日本老年医学会が2015年11月4日、「高齢者の安全な薬物療法指針」を10年ぶりに改訂し「高齢者の安全な薬物療法ガイドライン2015」として主要部分をHPに公開した。領域毎の指針を含むガイドライン全体は、冊子として12月に発行される予定。(発売:メジカルビュー社)。

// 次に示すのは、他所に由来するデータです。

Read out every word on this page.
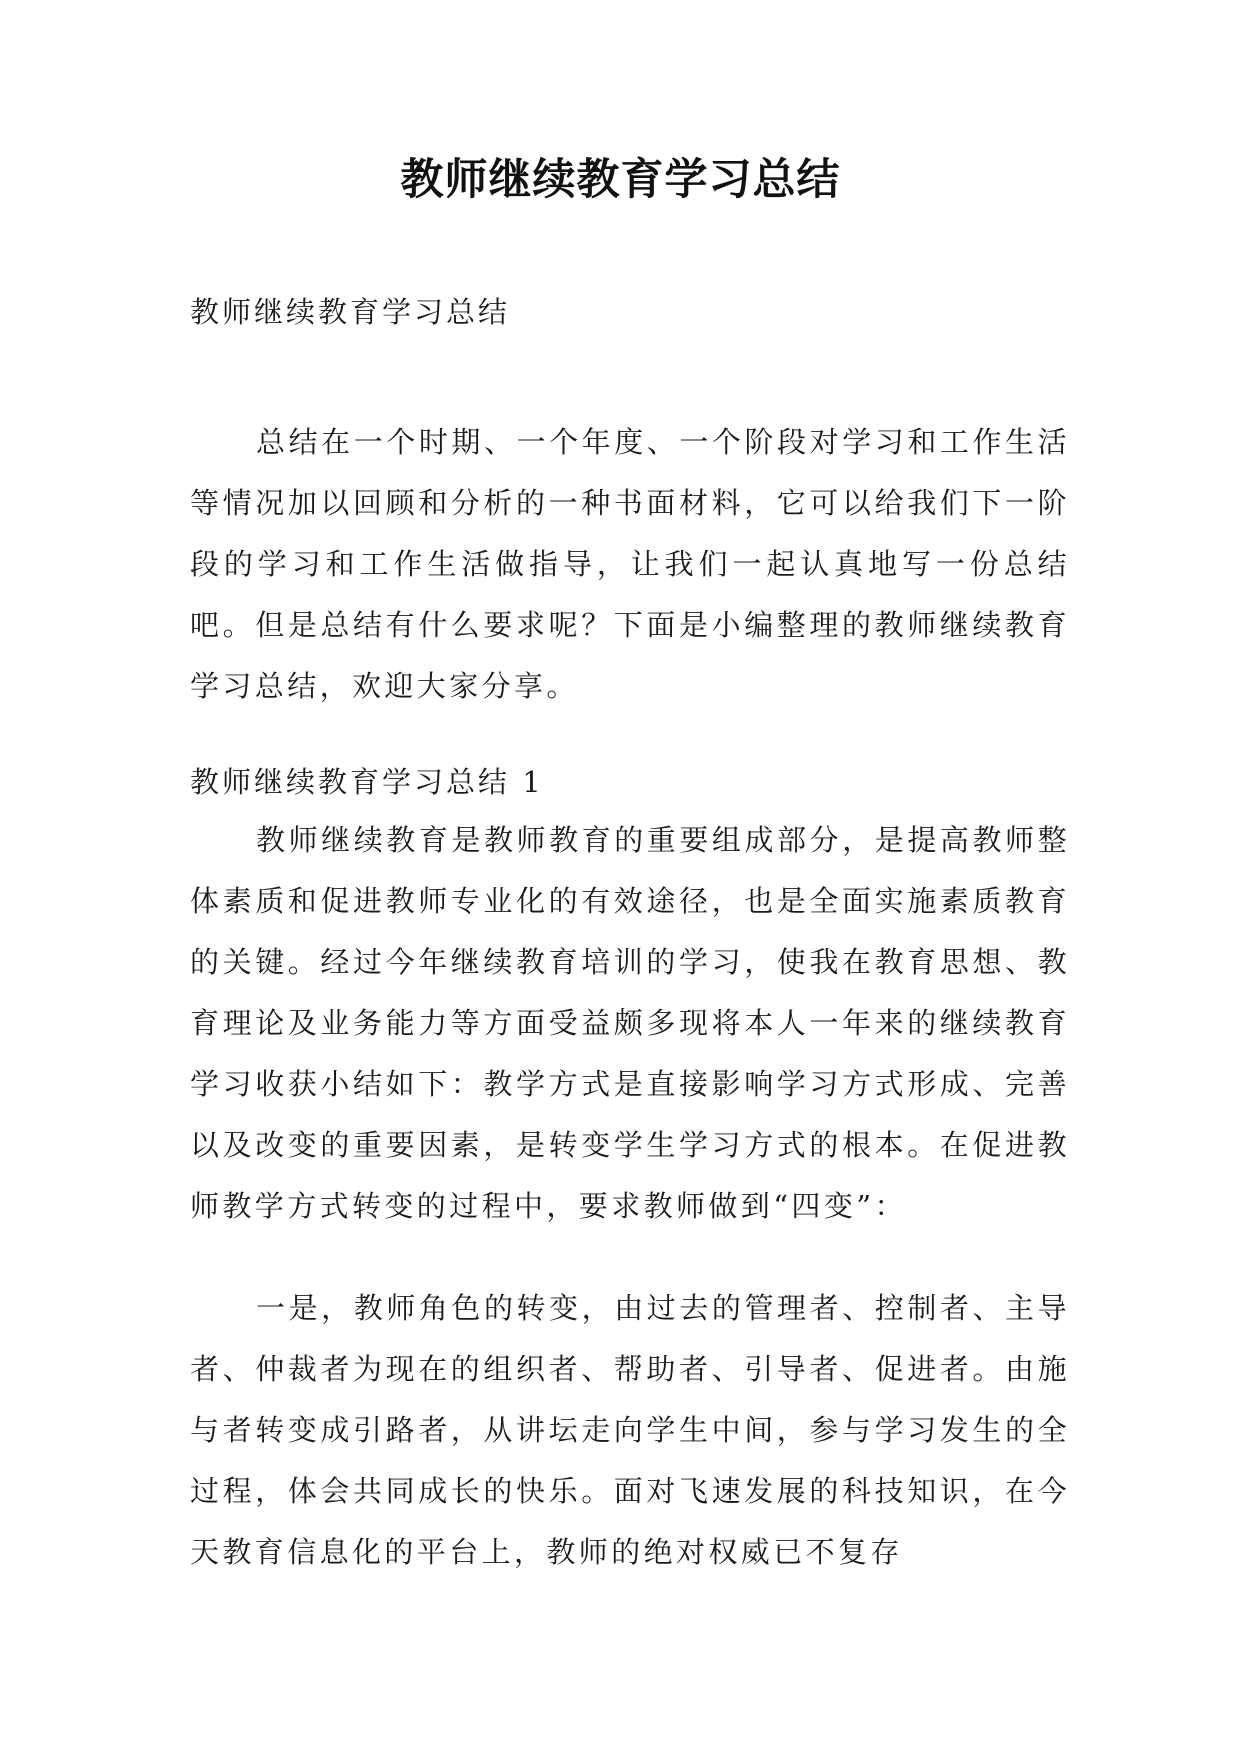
教师继续教育学习总结
教师继续教育学习总结
总结在一个时期、一个年度、一个阶段对学习和工作生活等情况加以回顾和分析的一种书面材料，它可以给我们下一阶段的学习和工作生活做指导，让我们一起认真地写一份总结吧。但是总结有什么要求呢？下面是小编整理的教师继续教育学习总结，欢迎大家分享。
教师继续教育学习总结 1
教师继续教育是教师教育的重要组成部分，是提高教师整体素质和促进教师专业化的有效途径，也是全面实施素质教育的关键。经过今年继续教育培训的学习，使我在教育思想、教育理论及业务能力等方面受益颇多现将本人一年来的继续教育学习收获小结如下：教学方式是直接影响学习方式形成、完善以及改变的重要因素，是转变学生学习方式的根本。在促进教师教学方式转变的过程中，要求教师做到“四变”：
一是，教师角色的转变，由过去的管理者、控制者、主导者、仲裁者为现在的组织者、帮助者、引导者、促进者。由施与者转变成引路者，从讲坛走向学生中间，参与学习发生的全过程，体会共同成长的快乐。面对飞速发展的科技知识，在今天教育信息化的平台上，教师的绝对权威已不复存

高齢者は高血圧、糖尿病、不眠などの持病を持ち、数種類の薬を長期間服用している。その一方で代謝機能が低下して不要な成分を排出する能力が落ち、副作用が出やすくなる。 今回の改定では2015年4月に指針案を公表し、その後寄せられた意見を踏まえて「特に慎重な投与を要する薬物」と「開始を考慮すべき薬物」のリストが決定された。

 日本老年医学界のHP
 
 高齢者の安全な薬物療法ガイドライン2015-総論部分のHP
  ・「特に慎重な投与を要する薬物」のリストは22ページから
  ・「開始を考慮すべき薬物」のリスト28ページから

指針案の段階では「特に慎重な投与を要する薬物」のリストの名称は、「中止を考慮すべき薬」だったが、在宅医や患者家族からの意見が寄せられたためこの名称になった経緯がある。
代表的な薬の一般名も掲載されているので、該当するかなと思われる方は是非一度HPをご覧頂きたい。
●指針の主な対象者は75歳以上。但し75歳未満でも、体力が著しく低下した高齢者は含まれる。
●基本的に1カ月以上の長期処方を問題にしている。

但し、患者さんが自己判断で薬をやめると、急激に悪化する危険もあるので、自分や家族が使っている薬に疑問を感じたら、必ず主治医や薬剤師に相談する、ことが大事です。